A 25-year old (G3P1) female presented at 35 weeks gestation with progressive dyspnea at rest, and fetal tachycardia. Past medical history was significant for severe PAH (Echo: RVSP 96 mmHg, dilated PA, enlarged RV). Physical exam was notable for RR of 32 breaths/min, pan systolic murmur(TR), SpO2 of 91% on 10L O2. Her platelet count was 37,000/cmm, with active epoprostenol infusion. After consultation with a multi-disciplinary team, an emergent cesarean section with postoperative ICU care was planned. With a pre-induction arterial line and IABP 120/70, HR 120; cardiac index (CI) of 2.1 L/min/M2 (Edward FloTracTM) and epoprostenol infusion(1ng/kg/min), a rapid sequence induction with lidocaine, etomidate and succinylcholine was performed. After delivery of a viable male neonate with Apgar scores of 91 and 95 and initiation of oxytocin infusion, there was acute hypotension and marked drop in CI which responded to phenylephrine, ephedrine and slowing of oxytocin infusion. The hemodynamics were stabilized with loading dose of milrinone and patient was transferred sedated and intubated to the ICU, where her vital signs were stable and she was following commands. The first 16 hours in the ICU were uneventful except for vaginal bleeding which resolved with treatment. However, on POD 1, she had sudden desaturation and hypotension which prompted an increase in epoprostenol rate with addition of nitric oxide, dopamine and eventually norepinephrine. Despite aggressive therapy, the patient continued to deteriorate and finally succumbed on POD 3.
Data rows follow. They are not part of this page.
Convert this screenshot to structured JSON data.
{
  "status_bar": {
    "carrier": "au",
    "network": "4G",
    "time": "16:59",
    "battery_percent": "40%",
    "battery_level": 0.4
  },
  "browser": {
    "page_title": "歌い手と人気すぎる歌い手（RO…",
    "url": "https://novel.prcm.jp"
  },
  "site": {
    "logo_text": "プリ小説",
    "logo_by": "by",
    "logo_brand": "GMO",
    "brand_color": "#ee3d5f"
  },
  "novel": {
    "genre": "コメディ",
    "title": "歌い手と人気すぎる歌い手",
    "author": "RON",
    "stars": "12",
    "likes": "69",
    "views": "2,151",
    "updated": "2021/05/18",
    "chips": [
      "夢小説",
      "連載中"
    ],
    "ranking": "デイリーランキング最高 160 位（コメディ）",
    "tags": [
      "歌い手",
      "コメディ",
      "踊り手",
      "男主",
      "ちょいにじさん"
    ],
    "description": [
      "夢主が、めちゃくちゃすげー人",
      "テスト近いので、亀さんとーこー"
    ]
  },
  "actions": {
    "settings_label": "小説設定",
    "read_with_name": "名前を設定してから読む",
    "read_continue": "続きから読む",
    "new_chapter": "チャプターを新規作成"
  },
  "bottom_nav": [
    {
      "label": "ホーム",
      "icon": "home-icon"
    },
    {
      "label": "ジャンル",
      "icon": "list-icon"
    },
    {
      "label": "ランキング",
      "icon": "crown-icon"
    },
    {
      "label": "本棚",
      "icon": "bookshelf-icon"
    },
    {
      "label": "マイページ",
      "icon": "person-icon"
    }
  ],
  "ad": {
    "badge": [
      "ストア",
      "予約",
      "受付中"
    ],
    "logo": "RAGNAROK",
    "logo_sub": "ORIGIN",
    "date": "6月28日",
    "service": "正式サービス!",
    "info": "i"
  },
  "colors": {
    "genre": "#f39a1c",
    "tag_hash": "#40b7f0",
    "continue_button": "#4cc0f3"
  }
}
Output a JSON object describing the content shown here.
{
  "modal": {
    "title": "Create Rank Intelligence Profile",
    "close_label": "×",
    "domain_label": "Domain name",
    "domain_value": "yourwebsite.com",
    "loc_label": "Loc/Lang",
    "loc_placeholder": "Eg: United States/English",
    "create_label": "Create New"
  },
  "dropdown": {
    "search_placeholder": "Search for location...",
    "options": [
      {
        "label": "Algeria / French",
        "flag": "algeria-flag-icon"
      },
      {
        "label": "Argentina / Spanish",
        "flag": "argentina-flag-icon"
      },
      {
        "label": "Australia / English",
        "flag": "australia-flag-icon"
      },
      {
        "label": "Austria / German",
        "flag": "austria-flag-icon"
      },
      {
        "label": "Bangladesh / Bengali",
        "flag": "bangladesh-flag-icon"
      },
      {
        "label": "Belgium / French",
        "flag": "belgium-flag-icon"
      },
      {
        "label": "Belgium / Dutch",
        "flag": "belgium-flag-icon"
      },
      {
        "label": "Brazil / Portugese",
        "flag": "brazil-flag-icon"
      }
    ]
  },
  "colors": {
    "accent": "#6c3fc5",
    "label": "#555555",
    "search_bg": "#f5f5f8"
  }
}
The majority of deaths among parturients with PAH occur in the peripartum period due to the exaggerated hemodynamic changes which may exacerbate pre-existing hypoxia, leading to further PA vasoconstriction, hypercarbia and acidosis with further increase in PAH and right-sided heart failure. This case demonstrates the challenging management in a patient with severe PAH that presented late in pregnancy with acute deterioration requiring an emergent cesarean section under general anesthesia, and subsequent demise in postoperative period. Although no one mode of delivery or type of anesthesia may be superior in these patients, the importance of early intensive monitoring and treatment during gestation with a multidisciplinary team and a controlled approach to delivery cannot be over emphasized.
1.Kiely D, et al. BJOG 2010;117(5):565-74.
2.Bonnin M, et al. Anesthesiology 2005;102(6):1133-37.